Possibility #1: Loud motorcycles suddenly ceased to be a problem in Boston on Oct. 10, 2009. But that conclusion would defy the auditory evidence that regularly assaults one’s ears. So I fear we’re left with:
Possibility #2: The Boston police have no interest in enforcing the ordinance, which requires motorcyle exhaust systems to have a manufacturer’s stamp saying they meet the federal standards.
I wanted to discuss the issue with Mayor Menino, but Old Foxhole ducked me. He thought Ed Davis, the police commissioner, should talk.
Davis sure seemed like a sincere, concerned, accessible fellow in July 2009, when he assured me that the Police Department understood the importance of quality-of-life issues like noise pollution and would take the new ordinance seriously.
“We have been notified by the community that they are concerned,’’ Davis said back then. “We are going to take care of it.’’
Alas, someone appears to have kidnapped the bright-eyed Boy Scout of two years ago. This week, Davis had no time for me. Instead, spokeswoman Elaine Driscoll served up a plate of police department pabulum in his name. “This ordinance is another tool in our tool kit to address various nuisance concerns.’’ (Another rusty tool, I’d say, but let’s continue.) “Officers have the ability to utilize discretion when issuing citations and to determine the best approach given the circumstances. Although at this time we have not received a significant amount of community complaints relative to this issue, officers have this enforcement option available to them.’’
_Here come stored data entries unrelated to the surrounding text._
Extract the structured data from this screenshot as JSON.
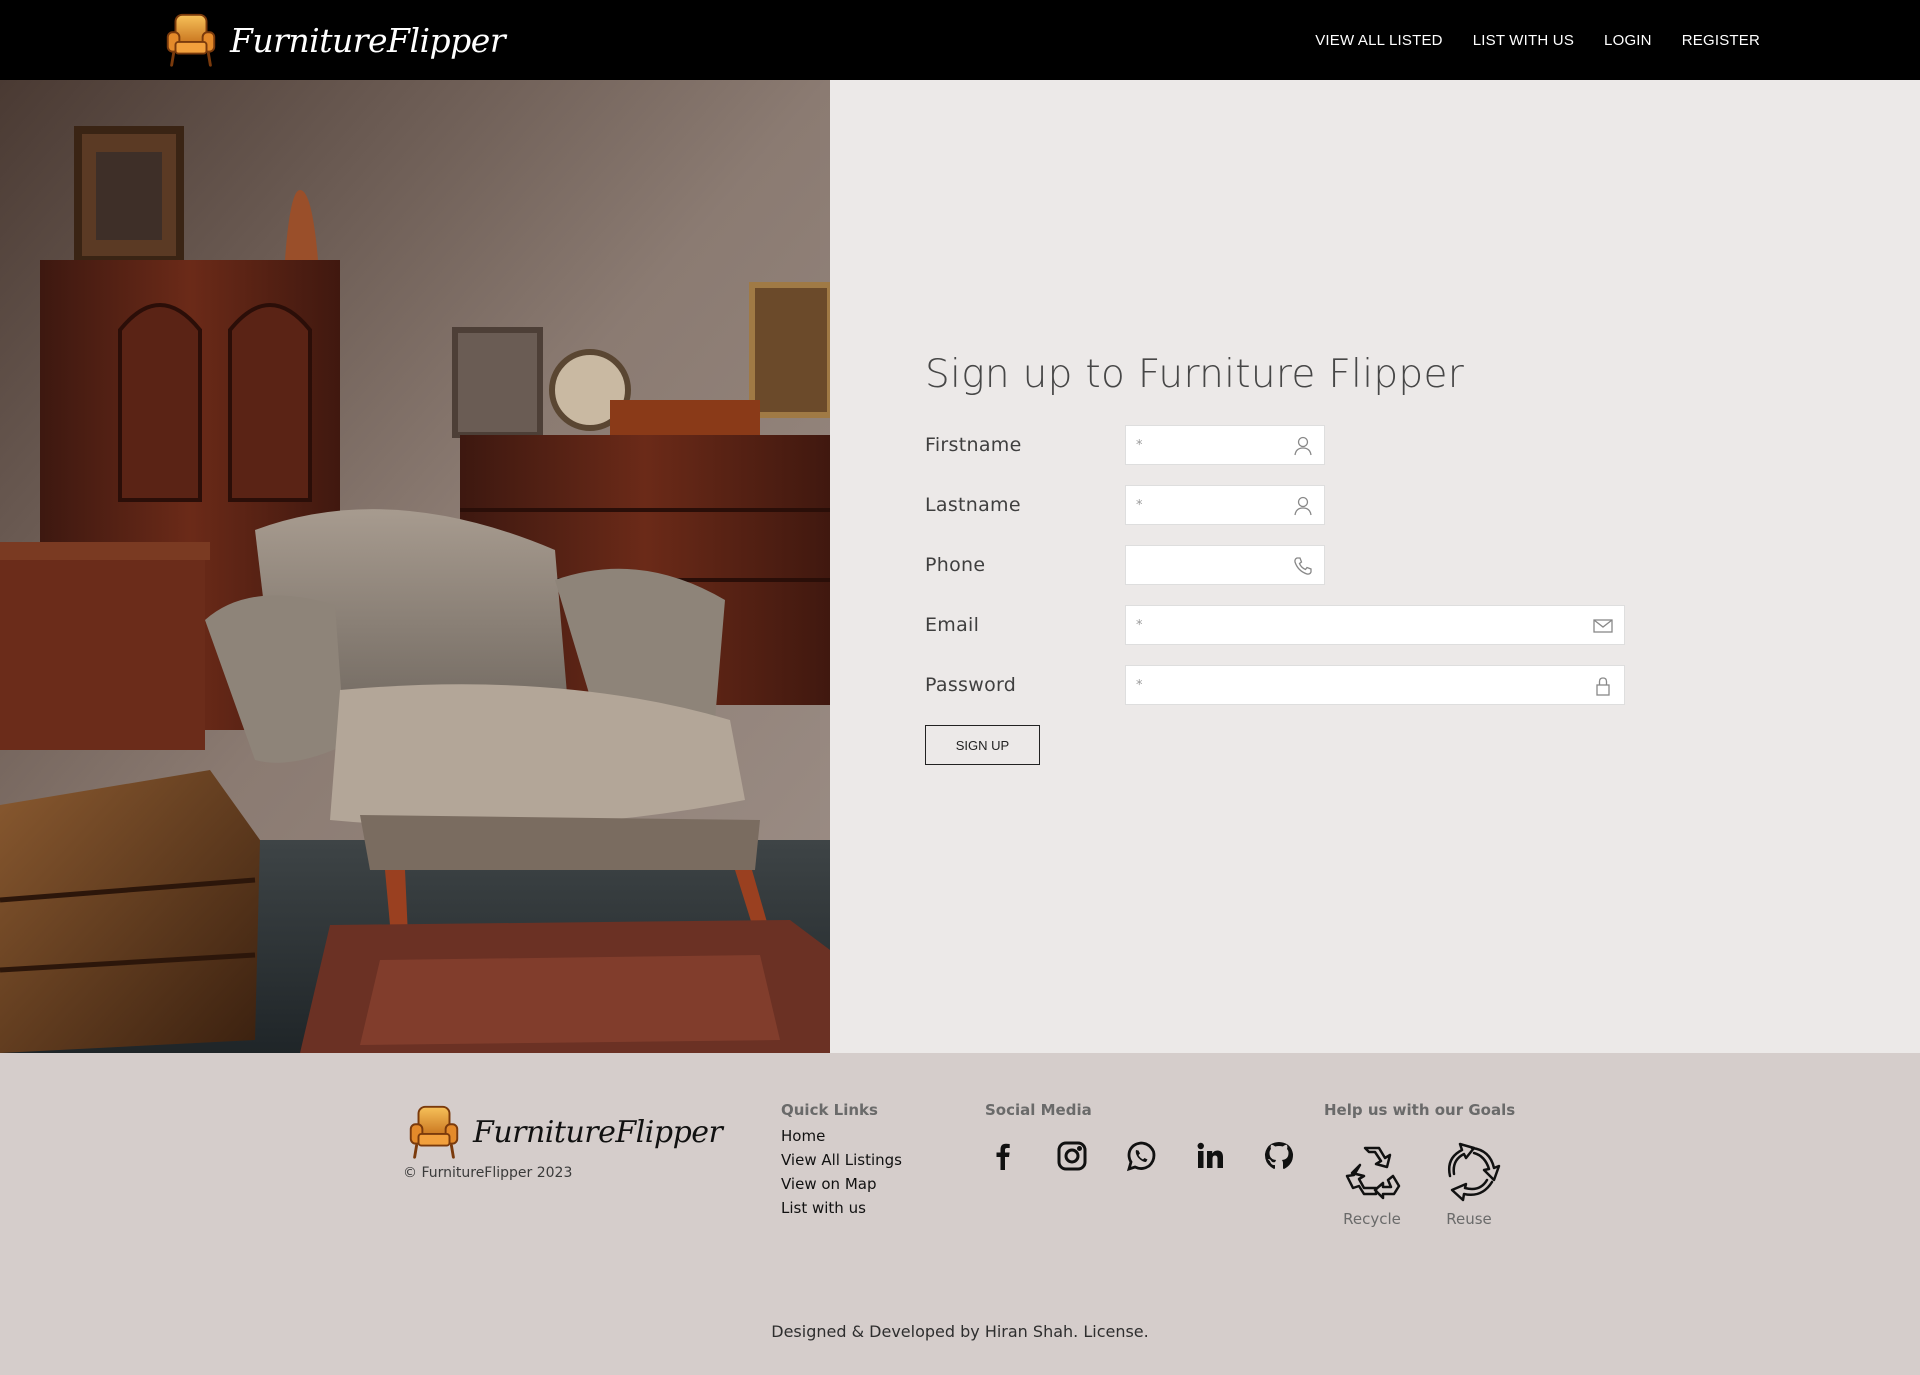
{
  "navbar": {
    "brand": "FurnitureFlipper",
    "links": [
      "VIEW ALL LISTED",
      "LIST WITH US",
      "LOGIN",
      "REGISTER"
    ]
  },
  "form": {
    "title": "Sign up to Furniture Flipper",
    "fields": [
      {
        "label": "Firstname",
        "placeholder": "*",
        "icon": "user-icon"
      },
      {
        "label": "Lastname",
        "placeholder": "*",
        "icon": "user-icon"
      },
      {
        "label": "Phone",
        "placeholder": "",
        "icon": "phone-icon"
      },
      {
        "label": "Email",
        "placeholder": "*",
        "icon": "envelope-icon"
      },
      {
        "label": "Password",
        "placeholder": "*",
        "icon": "lock-icon"
      }
    ],
    "submit_label": "SIGN UP"
  },
  "footer": {
    "brand": "FurnitureFlipper",
    "copyright": "© FurnitureFlipper 2023",
    "quick_links_heading": "Quick Links",
    "quick_links": [
      "Home",
      "View All Listings",
      "View on Map",
      "List with us"
    ],
    "social_heading": "Social Media",
    "social_icons": [
      "facebook-icon",
      "instagram-icon",
      "whatsapp-icon",
      "linkedin-icon",
      "github-icon"
    ],
    "goals_heading": "Help us with our Goals",
    "goals": [
      "Recycle",
      "Reuse"
    ],
    "credits_prefix": "Designed & Developed by Hiran Shah.",
    "credits_link": "License."
  }
}
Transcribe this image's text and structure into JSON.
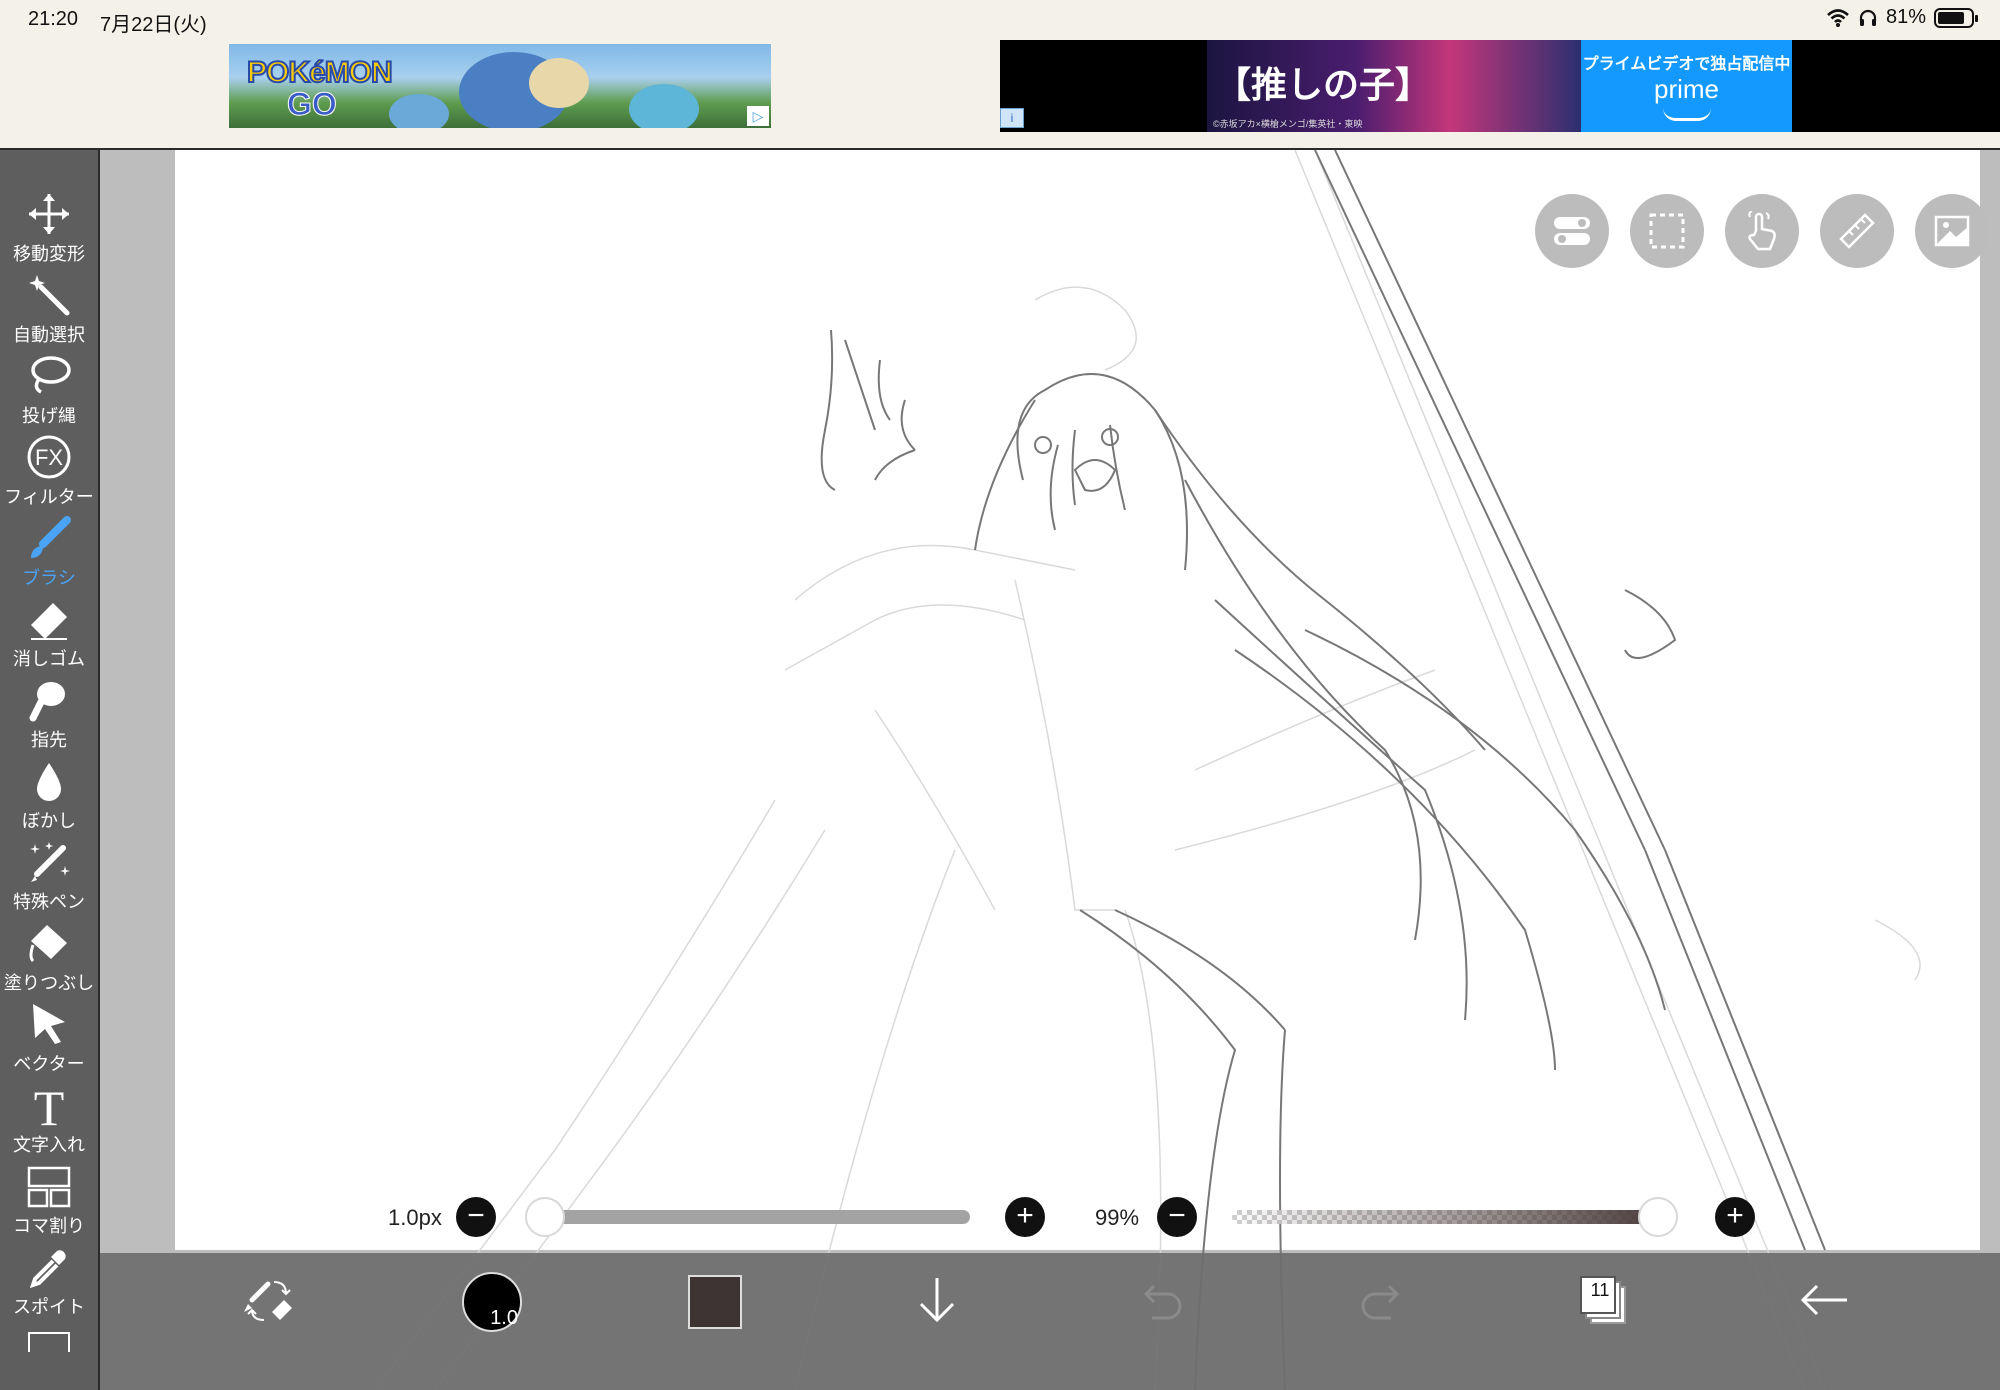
{
  "status_bar": {
    "time": "21:20",
    "date": "7月22日(火)",
    "battery": "81%",
    "battery_level": 0.81
  },
  "ads": {
    "left": {
      "logo_line1": "POKéMON",
      "logo_line2": "GO"
    },
    "right": {
      "title": "【推しの子】",
      "credit": "©赤坂アカ×横槍メンゴ/集英社・東映",
      "prime_line1": "プライムビデオで独占配信中",
      "prime_line2": "prime",
      "info_label": "i"
    }
  },
  "toolbar": {
    "active_index": 4,
    "tools": [
      {
        "id": "move",
        "label": "移動変形"
      },
      {
        "id": "magic-wand",
        "label": "自動選択"
      },
      {
        "id": "lasso",
        "label": "投げ縄"
      },
      {
        "id": "filter",
        "label": "フィルター",
        "icon_text": "FX"
      },
      {
        "id": "brush",
        "label": "ブラシ"
      },
      {
        "id": "eraser",
        "label": "消しゴム"
      },
      {
        "id": "finger",
        "label": "指先"
      },
      {
        "id": "blur",
        "label": "ぼかし"
      },
      {
        "id": "special-pen",
        "label": "特殊ペン"
      },
      {
        "id": "fill",
        "label": "塗りつぶし"
      },
      {
        "id": "vector",
        "label": "ベクター"
      },
      {
        "id": "text",
        "label": "文字入れ",
        "icon_text": "T"
      },
      {
        "id": "frame",
        "label": "コマ割り"
      },
      {
        "id": "eyedropper",
        "label": "スポイト"
      }
    ]
  },
  "canvas_buttons": [
    "toggle-icon",
    "selection-icon",
    "touch-icon",
    "ruler-icon",
    "image-icon"
  ],
  "brush_size": {
    "value_label": "1.0px",
    "level": 0.0,
    "minus": "−",
    "plus": "+"
  },
  "opacity": {
    "value_label": "99%",
    "level": 0.99,
    "minus": "−",
    "plus": "+"
  },
  "bottom_bar": {
    "brush_size_badge": "1.0",
    "color_swatch": "#3d3433",
    "layer_count": "11"
  },
  "colors": {
    "toolbar_bg": "#5e5e5e",
    "accent": "#4aa3f5",
    "canvas_bg": "#bdbdbd"
  }
}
I had several follow-ups for the commish - like, does he honestly think that issuing two tickets in two years shows a serious effort to enforce the ordinance? - but Driscoll sidestepped with another omissive missive. She concluded: “If you are aware of a certain area that we should focus on, let me know and I would be happy to pass that along.’’
Zounds! I hadn’t realized the BPD needed me to run the enforcement operation. But when my city beckons, this guy answers the call.
OK, let’s see . . . near my office, there are a couple of big wooded fields chockablock with old benches and ancient statues and bronze ducks and the like. Motorcyclists love to roar around their perimeter, probably because the area is so out of the way that it’s off the BPD’s radar. Neighborhood types call one “the Common,’’ the other “the Public Garden.’’ I’ll send directions along soon.
There’s also a quaint little street nearby that’s becoming popular with strollers and gallery-goers. Newbury, I believe it’s called; an officer could spend a productive hour or two there.
Meanwhile, a couple weeks back, I sat outdoors at a restaurant named Max & Dylans, in a little neighborhood called Charlestown. (No, not Charleston; that’s in South Carolina.) If I’d had my badge and squad car back then, I could have written a half-dozen tickets in short order to motorcyclists roaring across the nearby bridge.
So let’s start with those spots, commissioner. I’ll be back with more as soon as I hear from readers.
Special Officer Lehigh, signing off.